Операция «Гадюка» (сборник) - Булычев Кир. Страница 148
Никто не засмеялся, впрочем, Люся и не рассчитывала на это.
Девушки вышли наружу. Они спустились по ступенькам к парапету. Вода в реке была серая, она отражала небо.
— Мне иногда хочется уплыть отсюда, — сказала Соня.
Люся наконец-то смогла ее рассмотреть.
Соня была высока, ростом с Люсю, но склонна к полноте. Правда, ей никогда не стать полной, по крайней мере здесь. Волосы у Сони были черные, густые, зачесанные назад, с пробором посреди головы. Она носила очки. Больше Люся ни у кого не видела очков, словно люди здесь презирали необходимость хорошо видеть. Как вижу, так и вижу… А платье у Сони было какое-то детдомовское, балахоном, видно, она поддалась здешнему обычаю — носить, пока не развалится.

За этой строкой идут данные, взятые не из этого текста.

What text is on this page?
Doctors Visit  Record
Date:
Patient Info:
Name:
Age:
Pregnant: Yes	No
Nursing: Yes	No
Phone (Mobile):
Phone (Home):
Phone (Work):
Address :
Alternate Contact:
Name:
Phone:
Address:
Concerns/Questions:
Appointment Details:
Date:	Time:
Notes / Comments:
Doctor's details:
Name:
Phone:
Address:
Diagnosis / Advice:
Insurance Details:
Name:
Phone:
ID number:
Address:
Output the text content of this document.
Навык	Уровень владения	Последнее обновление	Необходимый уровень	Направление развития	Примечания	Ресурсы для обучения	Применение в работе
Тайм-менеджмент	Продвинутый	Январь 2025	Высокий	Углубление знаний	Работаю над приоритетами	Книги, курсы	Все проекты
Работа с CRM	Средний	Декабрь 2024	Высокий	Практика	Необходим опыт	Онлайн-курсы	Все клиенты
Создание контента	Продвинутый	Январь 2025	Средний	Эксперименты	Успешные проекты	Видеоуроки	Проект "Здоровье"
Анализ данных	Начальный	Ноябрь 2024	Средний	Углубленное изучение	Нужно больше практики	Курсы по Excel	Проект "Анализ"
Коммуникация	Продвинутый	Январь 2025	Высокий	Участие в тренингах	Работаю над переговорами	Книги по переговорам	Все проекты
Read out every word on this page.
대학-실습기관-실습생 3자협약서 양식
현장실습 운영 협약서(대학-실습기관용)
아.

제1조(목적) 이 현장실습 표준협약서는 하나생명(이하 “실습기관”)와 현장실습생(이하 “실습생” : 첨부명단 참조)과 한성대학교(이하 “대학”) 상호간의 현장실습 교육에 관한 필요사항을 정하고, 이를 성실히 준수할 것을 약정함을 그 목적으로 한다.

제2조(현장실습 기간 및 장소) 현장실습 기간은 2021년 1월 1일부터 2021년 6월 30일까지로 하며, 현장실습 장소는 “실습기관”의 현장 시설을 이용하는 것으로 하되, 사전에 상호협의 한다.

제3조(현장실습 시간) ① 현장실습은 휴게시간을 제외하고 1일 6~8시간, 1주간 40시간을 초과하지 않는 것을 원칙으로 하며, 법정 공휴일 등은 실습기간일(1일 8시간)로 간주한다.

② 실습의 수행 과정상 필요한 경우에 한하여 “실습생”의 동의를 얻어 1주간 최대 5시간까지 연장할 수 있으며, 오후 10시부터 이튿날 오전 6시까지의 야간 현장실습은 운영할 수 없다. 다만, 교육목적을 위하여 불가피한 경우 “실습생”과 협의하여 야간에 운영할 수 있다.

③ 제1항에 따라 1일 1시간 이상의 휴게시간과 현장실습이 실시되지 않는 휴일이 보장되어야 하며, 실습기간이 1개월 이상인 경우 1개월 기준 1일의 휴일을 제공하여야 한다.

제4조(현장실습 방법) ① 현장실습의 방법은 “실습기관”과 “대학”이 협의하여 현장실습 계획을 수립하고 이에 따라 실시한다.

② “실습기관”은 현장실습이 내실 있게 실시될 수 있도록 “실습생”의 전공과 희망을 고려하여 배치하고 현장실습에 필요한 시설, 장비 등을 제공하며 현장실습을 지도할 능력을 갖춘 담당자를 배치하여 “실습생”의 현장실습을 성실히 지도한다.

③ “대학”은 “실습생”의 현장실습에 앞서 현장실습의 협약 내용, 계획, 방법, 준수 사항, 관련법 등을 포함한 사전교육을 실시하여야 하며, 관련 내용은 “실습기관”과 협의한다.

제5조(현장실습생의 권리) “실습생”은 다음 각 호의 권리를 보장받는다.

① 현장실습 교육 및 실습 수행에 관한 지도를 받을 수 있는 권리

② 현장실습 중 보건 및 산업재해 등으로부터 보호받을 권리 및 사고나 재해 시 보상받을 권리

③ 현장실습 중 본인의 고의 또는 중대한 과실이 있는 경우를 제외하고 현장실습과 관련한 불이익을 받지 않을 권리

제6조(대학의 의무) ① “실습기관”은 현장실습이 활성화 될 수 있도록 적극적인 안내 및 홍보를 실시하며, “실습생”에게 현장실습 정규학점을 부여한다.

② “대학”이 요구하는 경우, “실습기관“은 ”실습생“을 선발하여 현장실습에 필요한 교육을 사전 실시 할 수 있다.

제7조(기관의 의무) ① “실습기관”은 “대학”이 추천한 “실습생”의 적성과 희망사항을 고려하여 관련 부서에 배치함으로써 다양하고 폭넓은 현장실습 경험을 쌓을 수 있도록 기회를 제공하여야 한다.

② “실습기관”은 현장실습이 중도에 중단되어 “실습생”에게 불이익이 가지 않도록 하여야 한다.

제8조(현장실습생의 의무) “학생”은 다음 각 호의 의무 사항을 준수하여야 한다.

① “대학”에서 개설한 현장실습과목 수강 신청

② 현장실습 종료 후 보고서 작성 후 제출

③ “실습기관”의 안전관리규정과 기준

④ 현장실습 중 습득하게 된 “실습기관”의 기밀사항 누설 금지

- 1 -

Соня тоже разглядывала Люсю.
— Мне вас очень жалко, — сказала Соня. Глаза у нее были карие, в черных ресницах. — Я сначала не знала, какая вам уготована роль, а потом поняла, что это трагедия.
Интеллигентная, подумала Люся. Она не презирала интеллигентов, как было принято в ее семье и среди любовников матери. Она сама хотела стать интеллигентной.
— Скажите, а вы знаете, как мне отсюда уйти? — спросила Люся. Лучше сразу спросить, время дорого.
— Мне трудно ответить на этот вопрос.
— Ну вы хоть знаете, как меня украли?
— Со мной никто не разговаривает, — отвечала Соня.
— Я отсюда уже уходила.
— Я знаю, — сказала Соня. — Вы же меня тогда видели.
— Конечно, но тогда я еще не понимала, что все зависит от вас.
— Нет, — сказала Соня, — не от меня. От Дениса.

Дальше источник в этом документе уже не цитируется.